AutoTrader's pioneering switch to 64-bit grid computing pays off

Horizontal expansion saves AutoTrader £1m in capital investment.

Horizontal expansion saves AutoTrader £1m in capital investment.

AutoTrader has used 64-bit grid computing to support a rapid expansion of its online motor exchange operations without the need for major capital investment in new enterprise servers.

AutoTrader's car search and transaction site receives 200 million hits and 50 million car searches a month, and is experiencing 40% annual growth in use.

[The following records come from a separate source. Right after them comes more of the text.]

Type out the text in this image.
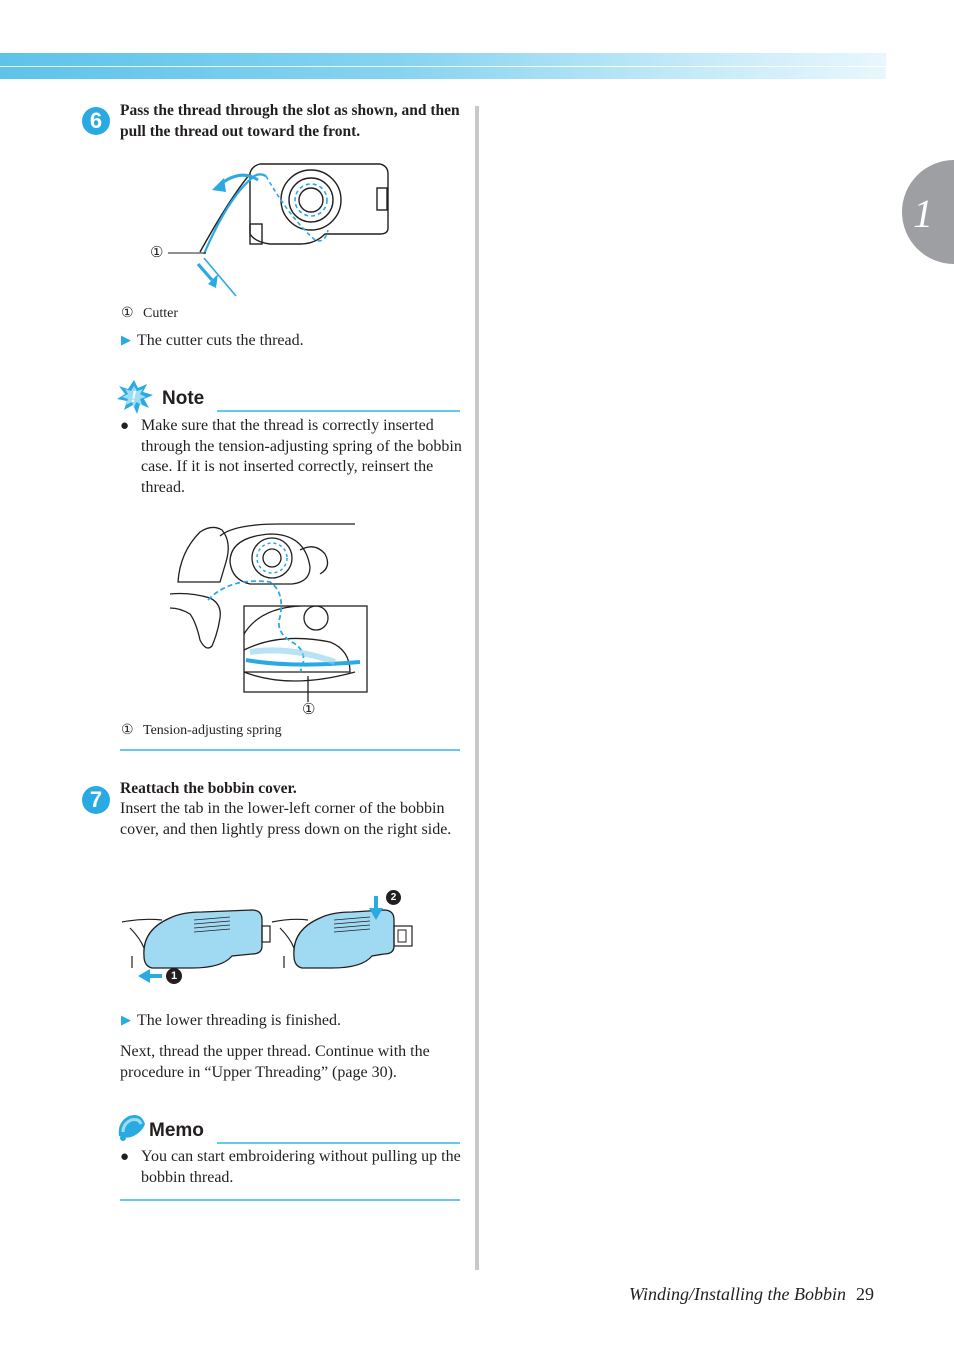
1
6	Pass the thread through the slot as shown, and then pull the thread out toward the front.
①
① Cutter
▶ The cutter cuts the thread.
! Note
● Make sure that the thread is correctly inserted through the tension-adjusting spring of the bobbin case. If it is not inserted correctly, reinsert the thread.
①
① Tension-adjusting spring
7	Reattach the bobbin cover.
Insert the tab in the lower-left corner of the bobbin cover, and then lightly press down on the right side.
1
2
▶ The lower threading is finished.
Next, thread the upper thread. Continue with the procedure in “Upper Threading” (page 30).
Memo
● You can start embroidering without pulling up the bobbin thread.
Winding/Installing the Bobbin 29
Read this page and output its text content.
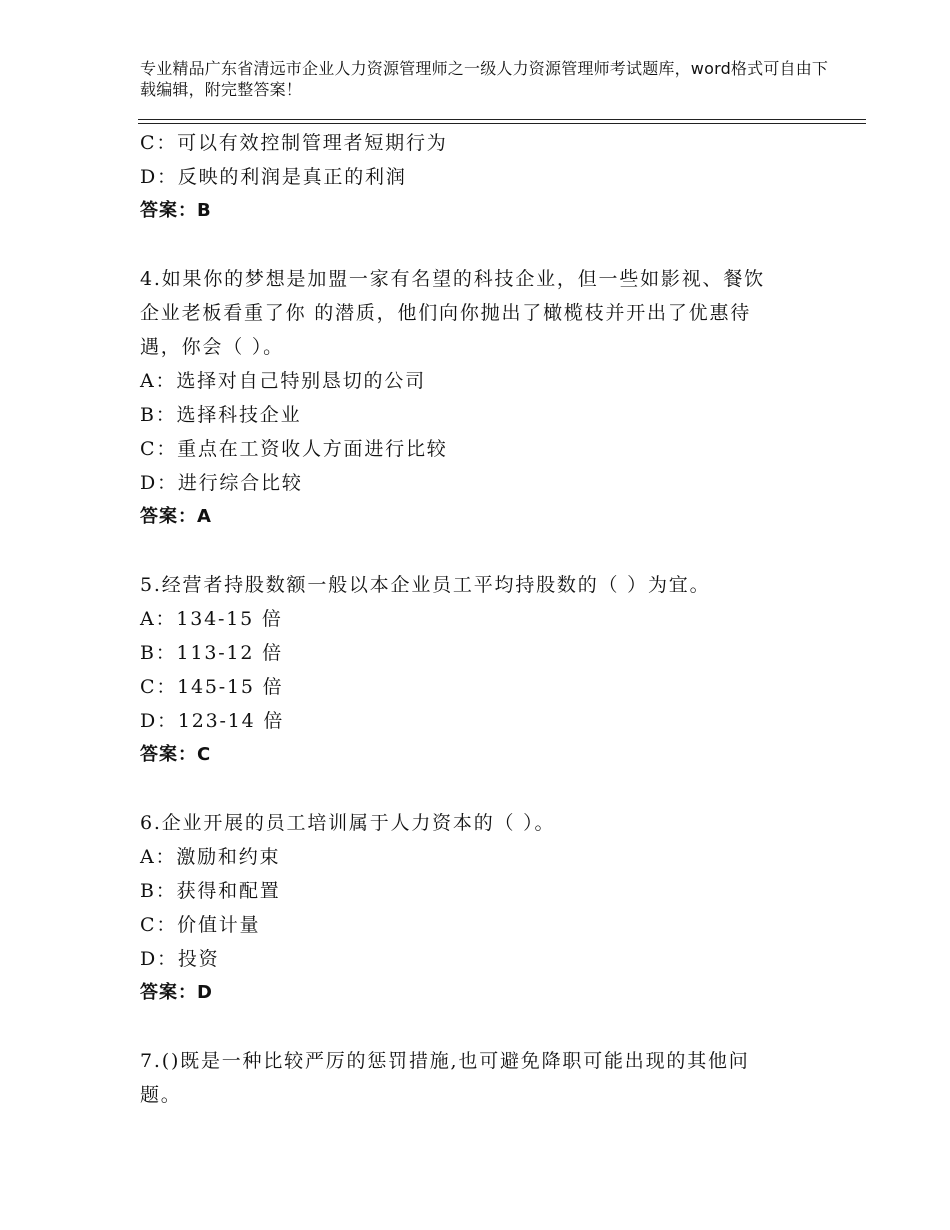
专业精品广东省清远市企业人力资源管理师之一级人力资源管理师考试题库，word格式可自由下载编辑，附完整答案！
C：可以有效控制管理者短期行为
D：反映的利润是真正的利润
答案：B
4.如果你的梦想是加盟一家有名望的科技企业，但一些如影视、餐饮
企业老板看重了你 的潜质，他们向你抛出了橄榄枝并开出了优惠待
遇，你会（ ）。
A：选择对自己特别恳切的公司
B：选择科技企业
C：重点在工资收人方面进行比较
D：进行综合比较
答案：A
5.经营者持股数额一般以本企业员工平均持股数的（ ）为宜。
A：134-15 倍
B：113-12 倍
C：145-15 倍
D：123-14 倍
答案：C
6.企业开展的员工培训属于人力资本的（ ）。
A：激励和约束
B：获得和配置
C：价值计量
D：投资
答案：D
7.()既是一种比较严厉的惩罚措施,也可避免降职可能出现的其他问
题。
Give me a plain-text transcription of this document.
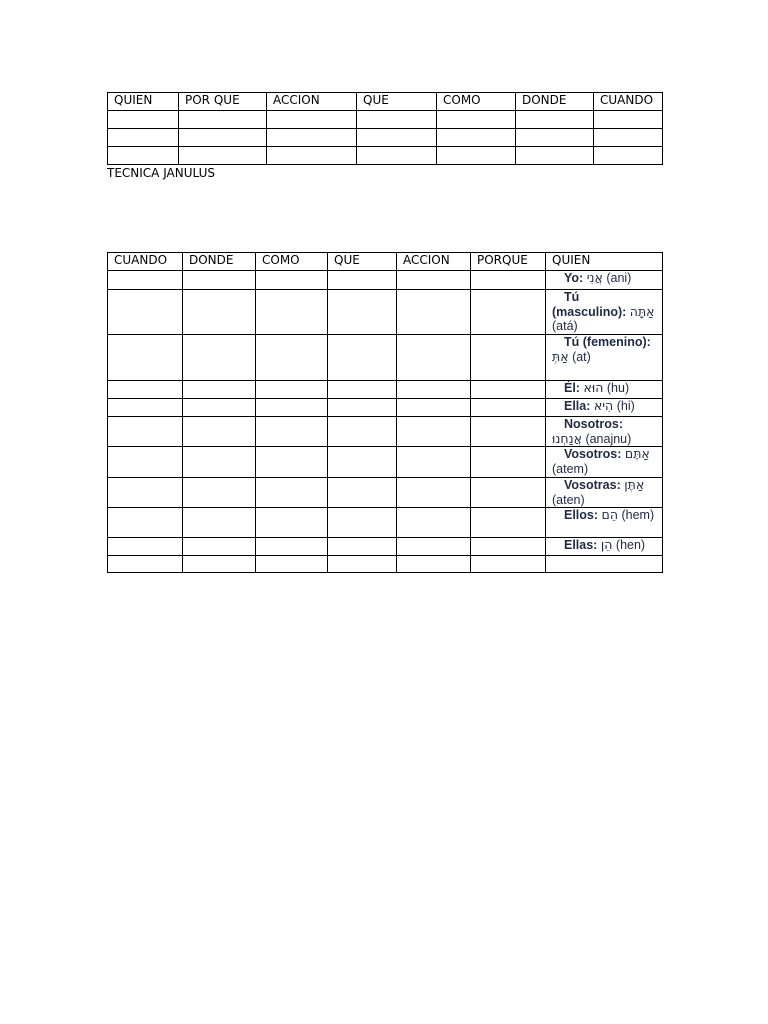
QUIEN	POR QUE	ACCION	QUE	COMO	DONDE	CUANDO

TECNICA JANULUS
CUANDO	DONDE	COMO	QUE	ACCION	PORQUE	QUIEN

						Yo: אֲנִי (ani)

						Tú (masculino): אַתָּה (atá)

						Tú (femenino): אַתְּ (at)

						Él: הוּא (hu)

						Ella: הִיא (hi)

						Nosotros: אֲנַחְנוּ (anajnu)

						Vosotros: אַתֶּם (atem)

						Vosotras: אַתֶּן (aten)

						Ellos: הֵם (hem)

						Ellas: הֵן (hen)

Without investing in grid technologies, AutoTrader would have been forced into a Unix server upgrade, which would have meant a capital investment of more than £1m, said Shahid Mohammed, data operations manager at AutoTrader.

With grid computing, AutoTrader can add new servers to meet demand incrementally, without having to over-invest in capacity, Mohammed said.

"For us the only two options were buying bigger and bigger servers to cope with the extra load, or look at grid computing and expand horizontally rather than vertically. We have been able to expand on demand and it also means you spread out the capital investment over one or two years, plus it costs less," Mohammed said.

Trader Media, which owns AutoTrader, is using Oracle Database 10g and Real Application Clusters on Sun v40z Opteron servers running Red Hat 3AS. It aims to generate a return on investment of approximately 70%, the company said.

Grid computing has also allowed AutoTrader to avoid the duplicated costs of running failover sites, Mohammed said.

AutoTrader was one of the first large-scale business implementations of this kind in the UK, according to David Mitchell, software practice leader at analyst firm Ovum.

However, he said the technology had already been well tried in scientific computing and the chipsets were not new, so the risks were reduced. "This is leading edge rather than bleeding edge," he said

Since AutoTrader also invested in 64-bit Intel Itanium systems, it has taken on two technologies relatively untried in business. However, Mohammed said AutoTrader received extensive free consultancy and support from suppliers including Oracle, Dell, HP, Intel and Sun Microsystems. 

Mohammed said the IT department did need to invest in its skills in order to support the new technology. "It is more complicated than standalone technology and you have to take into account the time it takes to get staff up to speed."

Because grid computing uses a network of servers to support a variety of applications in a flexible way, AutoTrader is able to use its system to support its batch processing during the night, as well as website transactions, which peak during the day.